La plataforma el Muelle
del Vigía a la que llevas todo el año yendo a pescar, la colapsa un overbooking
de pescadores de secano que trenzan con sus cañas sedales difíciles de
desenredar en un loable esfuerzo de conseguir una pieza regalada por nuestras
generosas aguas a la vez que tatuarse un envidiable bronceado de día o gozar de
un clima envidiable por la noche.
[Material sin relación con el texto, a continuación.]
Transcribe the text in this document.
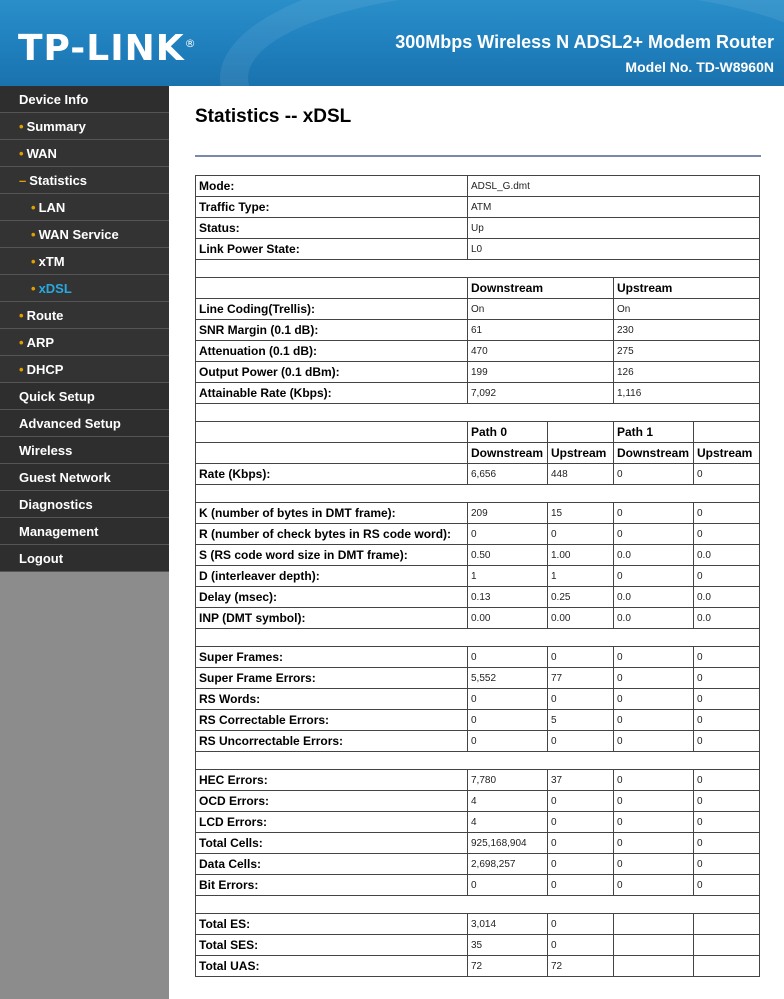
TP-LINK®	300Mbps Wireless N ADSL2+ Modem Router
Model No. TD-W8960N
Device Info
• Summary
• WAN
– Statistics
• LAN
• WAN Service
• xTM
• xDSL
• Route
• ARP
• DHCP
Quick Setup
Advanced Setup
Wireless
Guest Network
Diagnostics
Management
Logout
Statistics -- xDSL
Mode:	ADSL_G.dmt			
Traffic Type:	ATM			
Status:	Up			
Link Power State:	L0			

	Downstream		Upstream	
Line Coding(Trellis):	On		On	
SNR Margin (0.1 dB):	61		230	
Attenuation (0.1 dB):	470		275	
Output Power (0.1 dBm):	199		126	
Attainable Rate (Kbps):	7,092		1,116	

	Path 0		Path 1	
	Downstream	Upstream	Downstream	Upstream
Rate (Kbps):	6,656	448	0	0

K (number of bytes in DMT frame):	209	15	0	0
R (number of check bytes in RS code word):	0	0	0	0
S (RS code word size in DMT frame):	0.50	1.00	0.0	0.0
D (interleaver depth):	1	1	0	0
Delay (msec):	0.13	0.25	0.0	0.0
INP (DMT symbol):	0.00	0.00	0.0	0.0

Super Frames:	0	0	0	0
Super Frame Errors:	5,552	77	0	0
RS Words:	0	0	0	0
RS Correctable Errors:	0	5	0	0
RS Uncorrectable Errors:	0	0	0	0

HEC Errors:	7,780	37	0	0
OCD Errors:	4	0	0	0
LCD Errors:	4	0	0	0
Total Cells:	925,168,904	0	0	0
Data Cells:	2,698,257	0	0	0
Bit Errors:	0	0	0	0

Total ES:	3,014	0		
Total SES:	35	0		
Total UAS:	72	72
Todo esto me hace abandonar momentáneamente
mi afición con el pensamiento de que los peces seguirán engordando hasta que yo
vuelva a desempolvar mis bártulos y entonces me irá mejor.
Los gorrillas salen de
su letargo invernal y espero que este año la zona azul con su impuesto añadido
no tenga la aprobación municipal, ya que no tiene el beneplácito del pueblo que
le da vida a los ediles.
Aquí el día de la
marmota se repite jornada a jornada, paso a paso, y nos acostumbramos pagando
nuestro canon de intimidad y tranquilidad en un afortunadamente efímero periodo
de tiempo, yo diría que no completa los dos meses.
Ante todo, nuestra
lealtad hacia los amigos de los comercios que consiguen en maratónicas jornadas
hacer el merecido agosto desde julio para, como las hormigas, poder subsistir
durante el invierno, pero sin olvidar que esto nos supone una adaptación digna
de tratamiento psicológico, ya que en septiembre nos quedamos como el último
hincha que sentado en un estadio,
después de que se hayan ido los dos equipos, el árbitro y los cincuenta mil
asistentes al evento, nota un extraño vacio al que inmediatamente se tiene que adaptar
de nuevo.
Tenemos que asumir los
daños colaterales que hacen que nuestras localidades, las que son costeras, y
las serranas en menor grado, puedan sobrevivir el resto del año, y así lo
hacemos, pero he de confesar en secreto que lo normal es que mis amigos, los
comerciantes, no todos, pero sí muchos, son muy quejicas, así que me encuentro
totalmente autorizado a ejercer mi derecho a la simbólica protesta, siempre
esperando y confiando en que este ciclo dure una eternidad.